Well I have asked ASIC and the advice that I have been given is that they have referred the brief to the Director of Public Prosecutions who decides on whether or not criminal charges should be laid and the Director of Public Prosecutions in this case did not advise the laying of criminal charges. And there is a technical reason for that, it all has to do with the accountant and whether or not the accountant would give a statement. I don’t want to go into all of the technical details but in the circumstances where the Director of Public Prosecutions advised in that way, then the most that ASIC could do was to go for a civil penalty. It is not a suing for compensation it is an actual penalty.

FAINE:

Do you want it reviewed, the decision taken?

TREASURER:

I don’t think it can be Jon, no, I think they have come to an agreement with Mr Vizard and his lawyers.

FAINE:

Are you unhappy with the outcome?

TREASURER:

I accept the advice of the Director of Public Prosecutions but you know, there is something in there in the procedure about witness statements that I am going to call for further advice on.

FAINE:

And you are off to the Children’s Hospital to hand over $2 million with a smile no doubt on your dial?

TREASURER:

Yes, we are going up the Murdoch Centre at the Children’s Hospital to announce important improvement in medical research and capability here in Victoria.
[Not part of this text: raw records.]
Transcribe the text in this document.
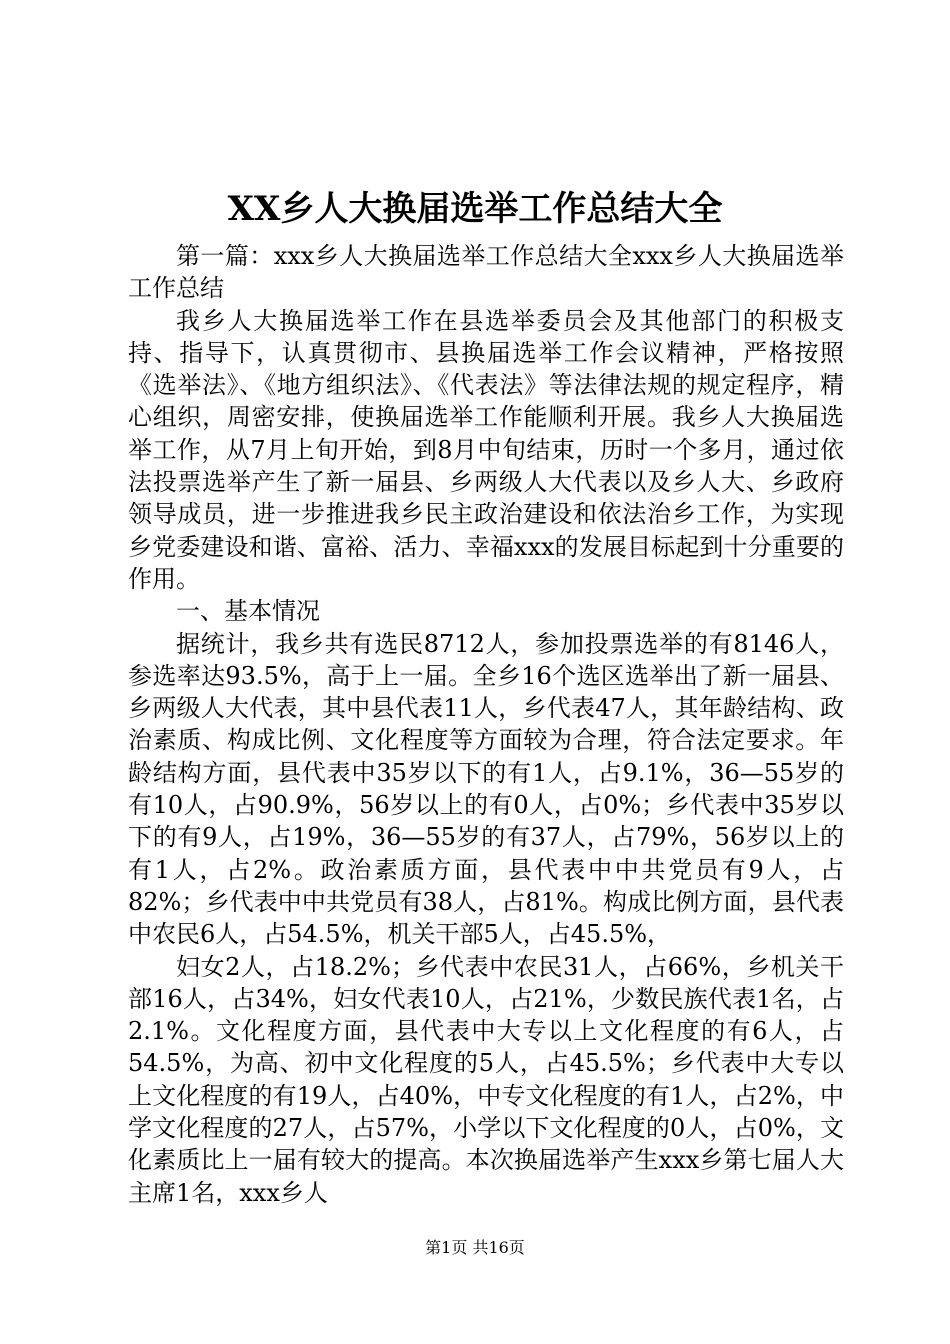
XX乡人大换届选举工作总结大全

第一篇：xxx乡人大换届选举工作总结大全xxx乡人大换届选举工作总结

我乡人大换届选举工作在县选举委员会及其他部门的积极支持、指导下，认真贯彻市、县换届选举工作会议精神，严格按照《选举法》、《地方组织法》、《代表法》等法律法规的规定程序，精心组织，周密安排，使换届选举工作能顺利开展。我乡人大换届选举工作，从7月上旬开始，到8月中旬结束，历时一个多月，通过依法投票选举产生了新一届县、乡两级人大代表以及乡人大、乡政府领导成员，进一步推进我乡民主政治建设和依法治乡工作，为实现乡党委建设和谐、富裕、活力、幸福xxx的发展目标起到十分重要的作用。

一、基本情况

据统计，我乡共有选民8712人，参加投票选举的有8146人，参选率达93.5%，高于上一届。全乡16个选区选举出了新一届县、乡两级人大代表，其中县代表11人，乡代表47人，其年龄结构、政治素质、构成比例、文化程度等方面较为合理，符合法定要求。年龄结构方面，县代表中35岁以下的有1人，占9.1%，36—55岁的有10人，占90.9%，56岁以上的有0人，占0%；乡代表中35岁以下的有9人，占19%，36—55岁的有37人，占79%，56岁以上的有1人，占2%。政治素质方面，县代表中中共党员有9人，占82%；乡代表中中共党员有38人，占81%。构成比例方面，县代表中农民6人，占54.5%，机关干部5人，占45.5%，

妇女2人，占18.2%；乡代表中农民31人，占66%，乡机关干部16人，占34%，妇女代表10人，占21%，少数民族代表1名，占2.1%。文化程度方面，县代表中大专以上文化程度的有6人，占54.5%，为高、初中文化程度的5人，占45.5%；乡代表中大专以上文化程度的有19人，占40%，中专文化程度的有1人，占2%，中学文化程度的27人，占57%，小学以下文化程度的0人，占0%，文化素质比上一届有较大的提高。本次换届选举产生xxx乡第七届人大主席1名，xxx乡人

第1页 共16页
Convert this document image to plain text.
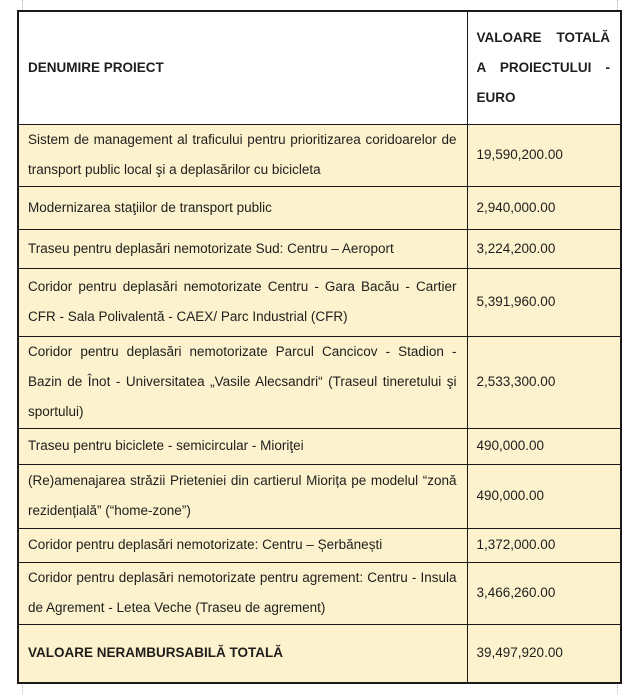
DENUMIRE PROIECT	VALOARE TOTALĂ A PROIECTULUI -EURO
Sistem de management al traficului pentru prioritizarea coridoarelor de transport public local şi a deplasărilor cu bicicleta	19,590,200.00
Modernizarea staţiilor de transport public	2,940,000.00
Traseu pentru deplasări nemotorizate Sud: Centru – Aeroport	3,224,200.00
Coridor pentru deplasări nemotorizate Centru - Gara Bacău - Cartier CFR - Sala Polivalentă - CAEX/ Parc Industrial (CFR)	5,391,960.00
Coridor pentru deplasări nemotorizate Parcul Cancicov - Stadion - Bazin de Înot - Universitatea „Vasile Alecsandri“ (Traseul tineretului şi sportului)	2,533,300.00
Traseu pentru biciclete - semicircular - Mioriţei	490,000.00
(Re)amenajarea străzii Prieteniei din cartierul Miorița pe modelul “zonă rezidențială” (“home-zone”)	490,000.00
Coridor pentru deplasări nemotorizate: Centru – Șerbănești	1,372,000.00
Coridor pentru deplasări nemotorizate pentru agrement: Centru - Insula de Agrement - Letea Veche (Traseu de agrement)	3,466,260.00
VALOARE NERAMBURSABILĂ TOTALĂ	39,497,920.00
The Children’s Hospital as you know is a great Melbourne institution and we want to make it stronger.

FAINE:

$2 million, that is a lot of money for people but a drop in the bucket for the sorts of costs that this sort of research involves.

TREASURER:

Absolutely, it is for the Gait Centre for Clinical Research Excellence. We have tried to support the hospital as much as we could. You might recall we announced some grant in relation to cancer treatment and also out of hours medical services but this is just as an important enhancement for medical research and I congratulate the hospital very much on that.

FAINE:

We have covered a lot of ground, thank you.

TREASURER:

It’s great to be with you Jon, thanks.